特に今回の問題提起に関しては、以下のような具体的な対応が必要である。

(1) 景品の定義やその解釈については、オープン懸賞とクローズド懸賞の区別等を含めて明確化し、規制の透明化を図るべきである。

(2) 景品規制の上限については、具体的な制限規定を設けてから長期間が経過しているものもあることから、その間の経済社会情勢の変化を踏まえて見直しを図るべきである。

(3) 公正競争規約に参加していない企業に対しては、業界団体がそのルールを当該企業に及ぼすことができないことを明確化するとともに、公正競争規約の内容や運用について見直しを図るべきである。

(4) 百貨店業者が行う景品付販売を自由化し、一般的規制の範囲内での景品提供を行うことを認めるべきである。

なお、今般問題提起されたその他の事項についても規制の見直しを検討すべきである。


OTO対策本部決定(平成7年3月28日) [報告書] [フォローアップ] [再フォローアップ]

6-(2) 景品規制の見直し

景品規制に関しては、平成7年3月末の学識経験者による研究会の検討結果を踏まえ、平成7年度中に、百貨店業者が行う景品付販売に係る公正取引委員会告示(百貨店業の特殊指定第8項)及び事業者景品告示の廃止並びにオープン懸賞告示、懸賞景品告示及び総付景品告示に係る上限金額の引上げを行うとの方向で見直すとともに、規制される景品の範囲等規制内容の明確化を図る。引き続き、個別業種の景品規制(告示・公正競争規約)について、必要な見直しを図る。


フォローアップ(平成8年5月27日) [報告書] [本部決定] [再フォローアップ]

6-(2) 景品規制の見直し

公正取引委員会は、景品規制の見直し・明確化を図るため、平成7年3月28日に出された学識経験者による検討結果報告書を踏まえ、平成7年6月29日に改正の骨子を公表して各方面から意見・要望の提出を受けるなどの過程を経て、同年12月13日及び18日に具体的な改正案を示して公聴会を開催し、学識経験者、一般消費者、関係事業者等の意見を聴取した上で、慎重に検討した結果、平成8年2月16日に景品規制の一般規定に係る関係告示及び運用基準等の改正を行った。

改正内容等は、次のとおりである(特に記載の無い限り施行は平成8年4月1日)。

(1) メーカーがオープン懸賞を実施する場合、取引先小売店の店舗に応募用紙を設置しても、原則として問題がないとしたなど、オープン懸賞規制の対象範囲の縮減・明確化を行った。

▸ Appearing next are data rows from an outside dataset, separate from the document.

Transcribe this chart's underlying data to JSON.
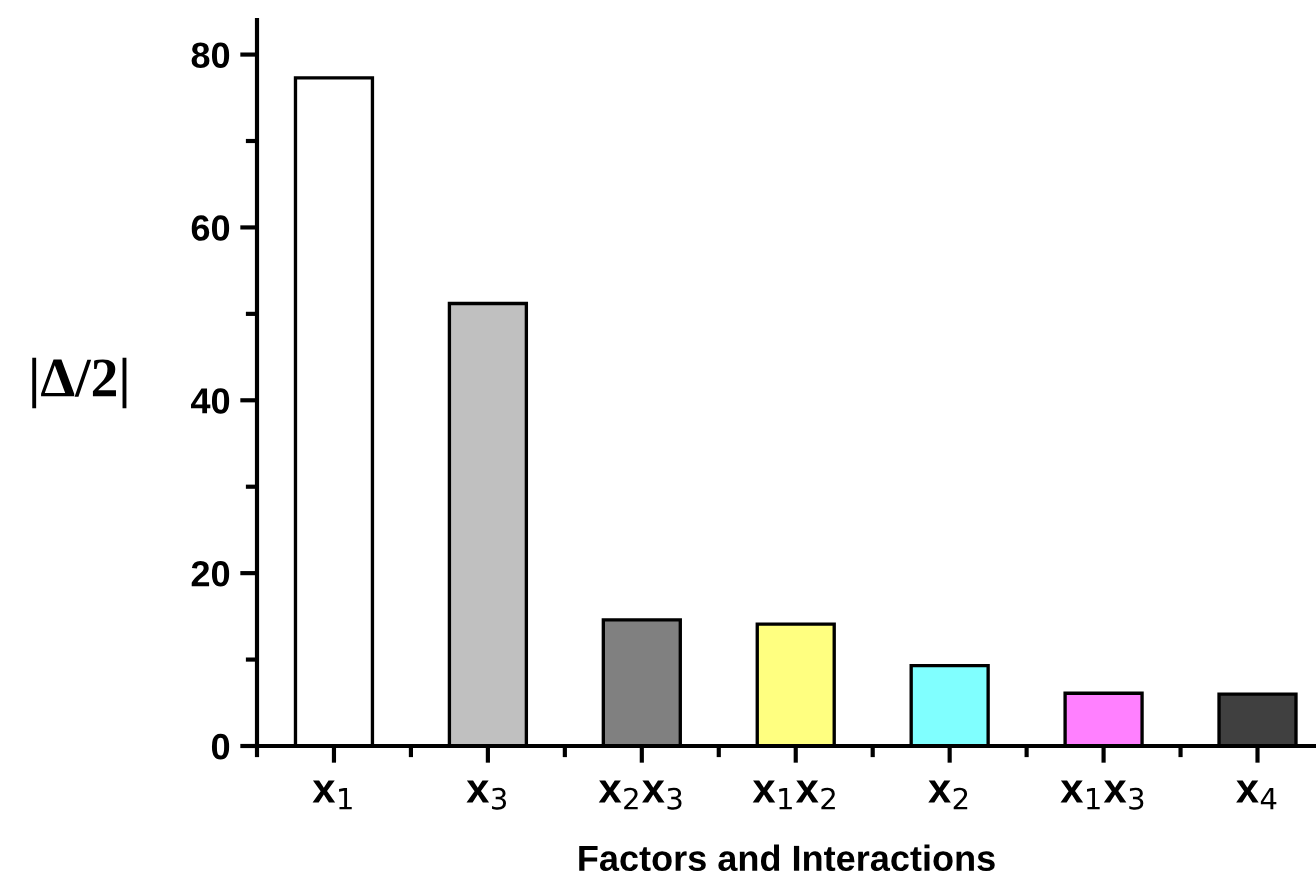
{
  "chart_data": {
    "type": "bar",
    "xlabel": "Factors and Interactions",
    "ylabel": "|Δ/2|",
    "categories": [
      "x$_{1}$",
      "x$_{3}$",
      "x$_{2}$x$_{3}$",
      "x$_{1}$x$_{2}$",
      "x$_{2}$",
      "x$_{1}$x$_{3}$",
      "x$_{4}$"
    ],
    "values": [
      77.3,
      51.2,
      14.6,
      14.1,
      9.3,
      6.1,
      6.0
    ],
    "colors": [
      "#ffffff",
      "#c0c0c0",
      "#808080",
      "#ffff80",
      "#80ffff",
      "#ff80ff",
      "#404040"
    ],
    "ylim": [
      0,
      84
    ],
    "yticks": [
      0,
      20,
      40,
      60,
      80
    ],
    "grid": false,
    "legend": false
  }
}
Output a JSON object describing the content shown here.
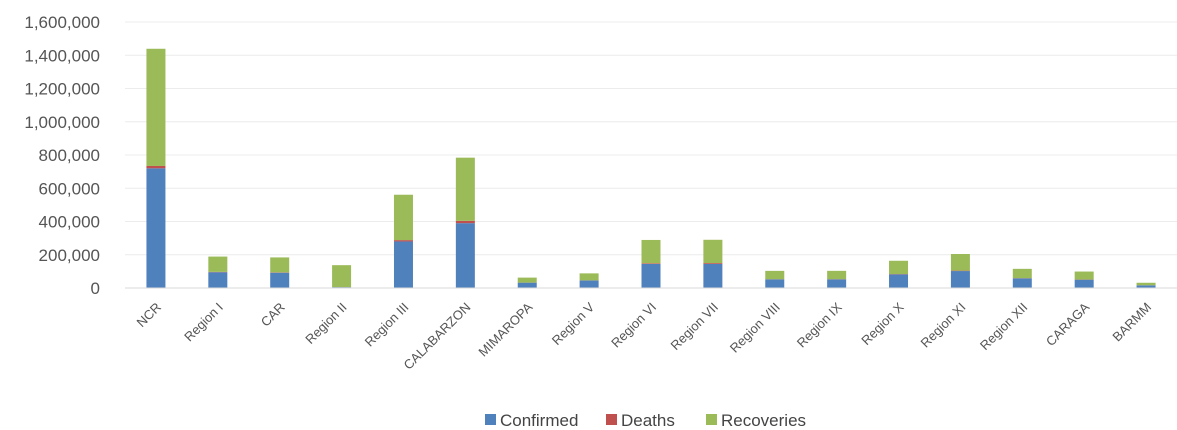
{
  "chart_data": {
    "type": "bar",
    "stacked": true,
    "categories": [
      "NCR",
      "Region I",
      "CAR",
      "Region II",
      "Region III",
      "CALABARZON",
      "MIMAROPA",
      "Region V",
      "Region VI",
      "Region VII",
      "Region VIII",
      "Region IX",
      "Region X",
      "Region XI",
      "Region XII",
      "CARAGA",
      "BARMM"
    ],
    "series": [
      {
        "name": "Confirmed",
        "color": "#4f81bd",
        "values": [
          720000,
          95000,
          92000,
          5000,
          280000,
          390000,
          32000,
          45000,
          145000,
          145000,
          52000,
          52000,
          82000,
          102000,
          58000,
          50000,
          16000
        ]
      },
      {
        "name": "Deaths",
        "color": "#c0504d",
        "values": [
          14000,
          2000,
          2000,
          300,
          8000,
          14000,
          500,
          1000,
          4000,
          5000,
          1000,
          1200,
          1800,
          2500,
          1200,
          1000,
          500
        ]
      },
      {
        "name": "Recoveries",
        "color": "#9bbb59",
        "values": [
          705000,
          92000,
          90000,
          132000,
          273000,
          380000,
          30000,
          42000,
          140000,
          140000,
          50000,
          50000,
          80000,
          100000,
          56000,
          48000,
          15000
        ]
      }
    ],
    "y_ticks": [
      "0",
      "200,000",
      "400,000",
      "600,000",
      "800,000",
      "1,000,000",
      "1,200,000",
      "1,400,000",
      "1,600,000"
    ],
    "ylim": [
      0,
      1600000
    ],
    "grid": true,
    "legend_position": "bottom"
  }
}
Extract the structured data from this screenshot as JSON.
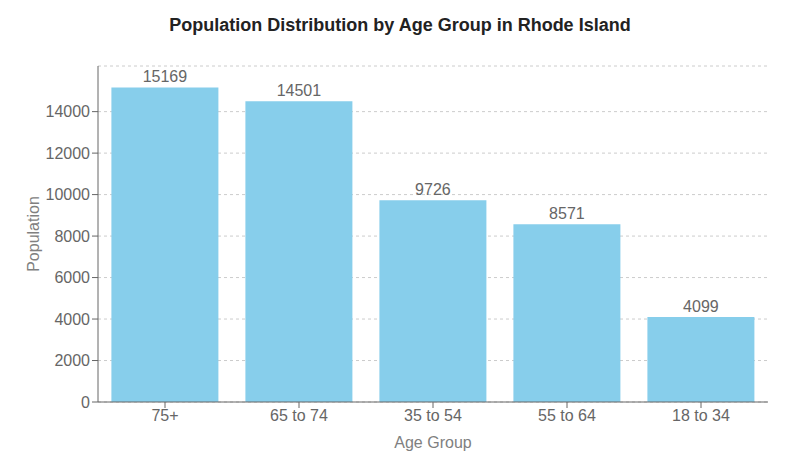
{
  "chart_data": {
    "type": "bar",
    "title": "Population Distribution by Age Group in Rhode Island",
    "xlabel": "Age Group",
    "ylabel": "Population",
    "categories": [
      "75+",
      "65 to 74",
      "35 to 54",
      "55 to 64",
      "18 to 34"
    ],
    "values": [
      15169,
      14501,
      9726,
      8571,
      4099
    ],
    "color": "#87CEEB",
    "ylim": [
      0,
      16200
    ],
    "yticks": [
      0,
      2000,
      4000,
      6000,
      8000,
      10000,
      12000,
      14000
    ],
    "grid": true,
    "data_labels": true
  }
}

(2) 総付景品告示に係る上限金額を撤廃し、オープン懸賞告示及び懸賞景品告示に係る上限金額をそれぞれ引き上げるとともに事業者景品告示を廃止した。

(3) 公正競争規約の速やかな見直しを図るよう、公正取引協議会に対する指導を行った(平成8年2月16日)。なお、自動車業界において公正競争規約の見直しの検討を行った結果、公正競争規約を改正後の一般規定の内容と同じものとした(平成8年4月22日公聴会開催、同年5月9日公正取引委員会認定、同年5月10日施行。なお、その他の業界においても、その見直しの検討等の取組を行っている。)。

(4) 百貨店業における特定の不公正な取引方法(昭和29年公正取引委員会告示第7号)第8項を廃止した。

このほか、セット販売、自他共通割引券等を総付景品の対象外とするなど総付景品規制の対象範囲の縮減・明確化を行った。


再フォローアップ(平成9年5月12日) [報告書] [本部決定] [フォローアップ]

6-(2) 景品規制の見直し

公正取引委員会は、景品規制について、懸賞景品告示に係る上限金額の引上げ、総付景品告示に係る上限金額の撤廃、事業者景品告示の廃止、百貨店業における特定の不公正な取引方法第8項の削除、オープン懸賞告示に係る上限金額の引上げ及び規制対象範囲の縮減・明確化を行うための景品規制の一般規定に係る関係告示及び運用基準の改正を、平成8年4月1日から実施した。この一般規定の見直し・明確化に引き続いて、29の業種別告示についても、27業種について廃止等を行った。また51の景品に関する公正競争規約についても、業種別告示の廃止等にあわせて、24規約について一般規定の内容に即した見直しを行った。